To solve the problem of comparing the total energy emitted per unit area per second by two black bodies A and B, we can follow these steps: ### Step-by-Step Solution: 1. **Identify the Wavelengths**: - For body A, the peak intensity wavelength (\( \lambda_A \)) is given as 4000 Å. - For body B, the peak intensity wavelength (\( \lambda_B \)) is given as 8000 Å. 2. **Use Stefan-Boltzmann Law**: - The energy radiated per unit area per unit time (E) by a black body is given by the Stefan-Boltzmann law: \[ E = \sigma T^4 \] - Here, \( \sigma \) is the Stefan-Boltzmann constant, and \( T \) is the absolute temperature of the body. 3. **Set Up the Ratio**: - We need to find the ratio of the energy emitted by bodies A and B: \[ \frac{E_A}{E_B} = \frac{\sigma T_A^4}{\sigma T_B^4} \] - The \( \sigma \) cancels out: \[ \frac{E_A}{E_B} = \left( \frac{T_A}{T_B} \right)^4 \] 4. **Apply Wien's Displacement Law**: - Wien's Displacement Law states that: \[ \lambda \cdot T = b \] - Where \( b \) is Wien's constant.

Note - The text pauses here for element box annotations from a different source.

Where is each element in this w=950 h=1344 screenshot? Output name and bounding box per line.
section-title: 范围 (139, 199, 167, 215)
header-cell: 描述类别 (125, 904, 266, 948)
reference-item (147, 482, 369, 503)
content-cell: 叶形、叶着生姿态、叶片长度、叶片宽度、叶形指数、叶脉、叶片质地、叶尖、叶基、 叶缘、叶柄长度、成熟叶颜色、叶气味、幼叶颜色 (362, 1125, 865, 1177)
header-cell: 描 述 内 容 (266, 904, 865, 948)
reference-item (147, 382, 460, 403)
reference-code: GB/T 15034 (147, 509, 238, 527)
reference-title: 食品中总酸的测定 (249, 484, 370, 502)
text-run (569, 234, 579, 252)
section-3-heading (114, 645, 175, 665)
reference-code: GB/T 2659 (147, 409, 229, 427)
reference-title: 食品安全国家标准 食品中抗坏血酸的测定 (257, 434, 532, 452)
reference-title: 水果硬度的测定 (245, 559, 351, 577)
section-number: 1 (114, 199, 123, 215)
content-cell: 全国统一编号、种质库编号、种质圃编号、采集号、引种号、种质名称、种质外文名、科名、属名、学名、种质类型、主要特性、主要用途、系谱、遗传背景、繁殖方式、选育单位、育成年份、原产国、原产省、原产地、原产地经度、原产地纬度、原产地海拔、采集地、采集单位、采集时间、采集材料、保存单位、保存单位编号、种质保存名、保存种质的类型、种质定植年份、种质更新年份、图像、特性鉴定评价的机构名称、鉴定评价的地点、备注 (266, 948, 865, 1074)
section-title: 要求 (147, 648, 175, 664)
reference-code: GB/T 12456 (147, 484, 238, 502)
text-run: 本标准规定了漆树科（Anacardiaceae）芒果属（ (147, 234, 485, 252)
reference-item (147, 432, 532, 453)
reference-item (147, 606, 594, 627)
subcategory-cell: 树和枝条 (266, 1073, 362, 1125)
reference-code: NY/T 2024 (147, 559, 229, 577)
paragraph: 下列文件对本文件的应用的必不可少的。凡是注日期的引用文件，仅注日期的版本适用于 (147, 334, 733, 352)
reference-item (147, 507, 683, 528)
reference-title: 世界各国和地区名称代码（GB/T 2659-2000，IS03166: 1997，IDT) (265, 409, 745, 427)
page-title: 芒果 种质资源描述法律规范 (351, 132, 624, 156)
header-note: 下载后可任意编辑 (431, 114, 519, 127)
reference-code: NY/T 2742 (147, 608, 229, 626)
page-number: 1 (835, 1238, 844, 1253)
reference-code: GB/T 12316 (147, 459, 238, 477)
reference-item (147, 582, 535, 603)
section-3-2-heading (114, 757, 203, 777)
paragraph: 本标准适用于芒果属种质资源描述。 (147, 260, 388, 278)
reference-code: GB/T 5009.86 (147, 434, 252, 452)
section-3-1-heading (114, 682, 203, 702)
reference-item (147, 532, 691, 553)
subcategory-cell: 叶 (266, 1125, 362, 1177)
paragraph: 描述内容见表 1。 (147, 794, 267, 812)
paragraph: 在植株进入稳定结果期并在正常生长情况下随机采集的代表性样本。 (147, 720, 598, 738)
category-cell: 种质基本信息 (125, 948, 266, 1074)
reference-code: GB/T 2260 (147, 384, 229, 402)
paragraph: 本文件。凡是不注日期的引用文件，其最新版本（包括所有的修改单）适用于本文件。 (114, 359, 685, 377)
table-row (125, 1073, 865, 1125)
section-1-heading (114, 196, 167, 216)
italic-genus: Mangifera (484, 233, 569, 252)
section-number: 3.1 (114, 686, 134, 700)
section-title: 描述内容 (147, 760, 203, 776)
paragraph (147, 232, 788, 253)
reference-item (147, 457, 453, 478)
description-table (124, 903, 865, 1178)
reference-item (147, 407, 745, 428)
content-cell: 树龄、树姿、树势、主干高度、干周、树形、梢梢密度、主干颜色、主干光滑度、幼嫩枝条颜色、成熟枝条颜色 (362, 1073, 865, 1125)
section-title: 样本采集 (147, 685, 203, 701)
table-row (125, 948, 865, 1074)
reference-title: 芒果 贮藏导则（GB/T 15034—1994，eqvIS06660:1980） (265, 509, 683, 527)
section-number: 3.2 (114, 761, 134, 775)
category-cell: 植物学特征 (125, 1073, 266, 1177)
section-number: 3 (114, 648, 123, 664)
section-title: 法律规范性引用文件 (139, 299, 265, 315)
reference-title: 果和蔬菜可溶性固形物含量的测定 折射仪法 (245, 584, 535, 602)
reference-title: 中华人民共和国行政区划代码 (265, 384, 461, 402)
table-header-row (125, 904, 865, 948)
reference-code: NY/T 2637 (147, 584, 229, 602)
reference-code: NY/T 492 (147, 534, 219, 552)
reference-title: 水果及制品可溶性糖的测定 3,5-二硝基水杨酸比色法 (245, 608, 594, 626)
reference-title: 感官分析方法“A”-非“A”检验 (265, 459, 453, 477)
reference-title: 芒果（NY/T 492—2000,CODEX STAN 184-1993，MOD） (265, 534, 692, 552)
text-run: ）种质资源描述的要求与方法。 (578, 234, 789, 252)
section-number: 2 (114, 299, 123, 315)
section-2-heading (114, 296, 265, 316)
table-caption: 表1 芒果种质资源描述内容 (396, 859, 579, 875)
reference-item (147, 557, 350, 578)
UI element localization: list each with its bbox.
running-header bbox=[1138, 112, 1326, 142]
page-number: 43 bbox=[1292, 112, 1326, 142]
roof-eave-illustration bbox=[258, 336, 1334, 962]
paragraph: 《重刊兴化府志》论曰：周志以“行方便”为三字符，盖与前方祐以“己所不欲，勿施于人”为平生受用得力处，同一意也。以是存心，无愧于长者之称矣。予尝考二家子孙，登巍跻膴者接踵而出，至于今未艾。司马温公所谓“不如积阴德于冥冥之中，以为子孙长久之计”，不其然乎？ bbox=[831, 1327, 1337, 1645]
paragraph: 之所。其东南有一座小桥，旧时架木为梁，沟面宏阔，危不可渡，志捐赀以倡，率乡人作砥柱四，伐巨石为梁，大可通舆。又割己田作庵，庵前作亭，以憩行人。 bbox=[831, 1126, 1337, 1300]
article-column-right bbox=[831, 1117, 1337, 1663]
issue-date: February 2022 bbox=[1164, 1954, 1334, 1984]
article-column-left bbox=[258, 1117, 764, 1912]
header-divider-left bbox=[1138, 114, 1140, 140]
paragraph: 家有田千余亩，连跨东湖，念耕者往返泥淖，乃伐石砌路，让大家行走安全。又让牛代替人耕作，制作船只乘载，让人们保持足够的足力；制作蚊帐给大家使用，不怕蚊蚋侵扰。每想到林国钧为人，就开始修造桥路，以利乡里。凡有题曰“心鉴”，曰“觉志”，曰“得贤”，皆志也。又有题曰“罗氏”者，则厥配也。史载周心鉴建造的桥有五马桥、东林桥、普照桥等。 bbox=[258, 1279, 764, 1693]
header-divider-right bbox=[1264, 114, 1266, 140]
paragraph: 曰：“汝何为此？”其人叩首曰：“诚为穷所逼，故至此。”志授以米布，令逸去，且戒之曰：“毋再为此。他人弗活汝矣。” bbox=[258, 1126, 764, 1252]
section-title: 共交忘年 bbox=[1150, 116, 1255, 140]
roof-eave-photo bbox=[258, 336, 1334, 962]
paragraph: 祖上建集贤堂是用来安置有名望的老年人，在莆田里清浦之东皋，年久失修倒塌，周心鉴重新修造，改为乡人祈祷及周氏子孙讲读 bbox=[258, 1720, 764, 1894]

For bodies A and B, we can write: \[ \lambda_A \cdot T_A = \lambda_B \cdot T_B \] - Rearranging gives: \[ \frac{T_A}{T_B} = \frac{\lambda_B}{\lambda_A} \] 5. **Substitute the Wavelengths**: - Substitute the given wavelengths: \[ \frac{T_A}{T_B} = \frac{8000 \, \text{Å}}{4000 \, \text{Å}} = 2 \] 6. **Calculate the Energy Ratio**: - Now substitute \( \frac{T_A}{T_B} \) back into the energy ratio: \[ \frac{E_A}{E_B} = \left( \frac{T_A}{T_B} \right)^4 = 2^4 = 16 \] 7. **Final Result**: - Therefore, the ratio of the total energy emitted per unit area per second by bodies A and B is: \[ \frac{E_A}{E_B} = 16 : 1 \]